Un vrai caravansérail bondé, où se bousculent les êtres les plus cosmopolites, de toutes races, toutes conditions. Des escaliers, des galeries marchandes, des comptoirs d’acajou où se pavanent des employés en uniforme, des colonnades de faux marbre, des divans criards, des lustres pareils à des archipels de lumière, des balustrades en stuc, des Anglaises en stock, des trucs en troc, des gonzesses bioutifoules de partout, des petits fripons louvoyeurs, des Indiens huppés, des rombiasses non ravalées, un bourdonnement qui évoque le grondement d’un cours d’eau souterrain. Je te livre pêle-mêle pour te faire sentir un peu l’ambiance. Sur la gauche, les salles de jeu en enculade (ou en enfilade pour les bêcheurs à la ligne). Je m’y pointe. Ici est le délire, la surcohue ! La grouillance ! Une ambiance hagarde, des lumières de films rétros, des visages crispés, des bruits mécaniques de roulette, des voix impassibles de croupiers, un intense froissement chiottique de papier-mornifle. Les joueurs au coude à coude, hypnotisés par les tables où caprice le hasard. Pognon ! Gagné ! Perdu ! Ratelé ! Va et vient ! Faites vos œufs ! Vos passes ! Vos manques à gagner ! Rien ne va plus, tout va bien ! Le rouge, le noir ! Si Stendhal m’était compté… Zéro ! Pourri : dans le culte de la balayette ! Tas de branques, connards en errance miséreuse ! Viande à loterie ! Vite, qu’ils paument tout, ces caves : leur artiche, leur culotte, leur vie de cons ! Y a gourance, maldonne ! Erreur sur la personne humaine. Souffler n’est pas jouer ! Ils cherchent quoi-ce, les pauvres frileux ? La fortune ou la faillite ? Poursuivent-ils un rêve, la chance ou la guigne ? Ils titubent de quel espoir, ces veaux internationaux ? Usent quelle durée excédentaire ? Sclérosés en plaques ! Pitié ! Pitié pour eux, Seigneur ! Que le zéro leur pète à la gueule, bordel ! Que ce casino de merde leur écroule sur le dos ! Les ensevelisse avec les tables, les brèmes, les roulettes, las talbins, jetons, toute la panoplie honteuse ! Fais-en un tas, Seigneur ! Je Te le supplille ! Un gros paquet de décombres, ça ne mérite pas mieux.

Un escadrin marmoréen descend aux appareils à sous. Tudieu, tu verrais ce turbin ! Encore des salles, et des salles, avec, alignés le long des murs, tels des robots à la parade, ces foutus engins gorgés de pièces. Un fracas de manettes nerveusement actionnées. Ronron dentelé des cylindres. Prunes, citrons, oranges, raisins, cric ! cric ! crac ! Mon cul ! Fume, c’est du belgium ! Une poule ça bouffe sans arrêt mais ça ne pond qu’un œuf par jour, et encore ! Ici : kif.
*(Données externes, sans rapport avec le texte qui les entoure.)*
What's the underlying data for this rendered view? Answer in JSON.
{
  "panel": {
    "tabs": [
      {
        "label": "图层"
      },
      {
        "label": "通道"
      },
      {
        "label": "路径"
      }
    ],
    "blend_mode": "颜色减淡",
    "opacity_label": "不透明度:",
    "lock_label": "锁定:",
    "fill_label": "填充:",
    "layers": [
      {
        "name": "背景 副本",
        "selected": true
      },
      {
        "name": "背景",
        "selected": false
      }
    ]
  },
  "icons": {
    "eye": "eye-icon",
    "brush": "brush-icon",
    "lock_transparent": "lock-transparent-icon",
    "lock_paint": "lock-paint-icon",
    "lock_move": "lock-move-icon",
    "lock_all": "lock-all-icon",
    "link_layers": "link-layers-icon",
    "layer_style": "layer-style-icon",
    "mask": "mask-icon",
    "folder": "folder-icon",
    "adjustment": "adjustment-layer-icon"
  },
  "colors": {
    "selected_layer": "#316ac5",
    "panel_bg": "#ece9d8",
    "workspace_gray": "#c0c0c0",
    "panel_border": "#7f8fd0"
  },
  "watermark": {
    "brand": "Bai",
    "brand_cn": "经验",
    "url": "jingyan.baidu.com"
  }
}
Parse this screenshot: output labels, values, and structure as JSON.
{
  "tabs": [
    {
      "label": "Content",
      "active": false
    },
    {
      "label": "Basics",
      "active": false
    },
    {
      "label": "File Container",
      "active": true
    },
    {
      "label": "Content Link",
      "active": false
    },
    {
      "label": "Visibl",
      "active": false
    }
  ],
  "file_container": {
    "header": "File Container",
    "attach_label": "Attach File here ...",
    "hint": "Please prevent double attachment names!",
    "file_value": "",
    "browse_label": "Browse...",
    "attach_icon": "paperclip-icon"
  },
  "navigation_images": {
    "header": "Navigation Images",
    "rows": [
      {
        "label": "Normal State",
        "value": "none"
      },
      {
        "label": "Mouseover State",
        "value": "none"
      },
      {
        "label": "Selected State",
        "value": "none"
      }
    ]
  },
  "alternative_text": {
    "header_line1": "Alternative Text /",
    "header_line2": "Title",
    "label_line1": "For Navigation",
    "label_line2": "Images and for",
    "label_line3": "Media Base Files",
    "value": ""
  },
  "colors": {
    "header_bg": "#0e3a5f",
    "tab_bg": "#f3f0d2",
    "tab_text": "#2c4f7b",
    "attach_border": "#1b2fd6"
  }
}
Les robots chromés, lumineux, pimpants, bectent de la mornifle comme un gallinacé des grains, mais pour ce qui est de produire, zob ! Si pourtant, temps à autre, le bruit tant espéré se produit, la divine cascade qui fait bander et mouiller à la ronde. Qui acharne les autres crêpes. Leur donne à croire au miracle. Ça arrive ! Donc, ça va leur arriver ! L’homme qui croit perpétuellement que la mouscaille est pour autrui, ne doute pas un instant de sa chance. Elle a été créée pour sa pomme, compris ! Si un copain gagne, c’est accidentel, une gourance du sort. Pour lui, ça ne va pas traîner. Il est là, planté devant l’appareil, à le barrer comme un voilier, la main moite sur la manette déclencheuse. L’actionnant d’un coup sec, péremptoire, ou bien l’usinant avec délicatesse, façon clitoris, suave, sois gentille avec moi. Prenons notre joli panard ensemble. Tu y es. Vzzout ! Mais tiens : dans l’oigne, gamin ! Les citrons ne se groupent pas, les raisins non plus. Il reste à l’état de corbeille assortie, le tableau d’affichage.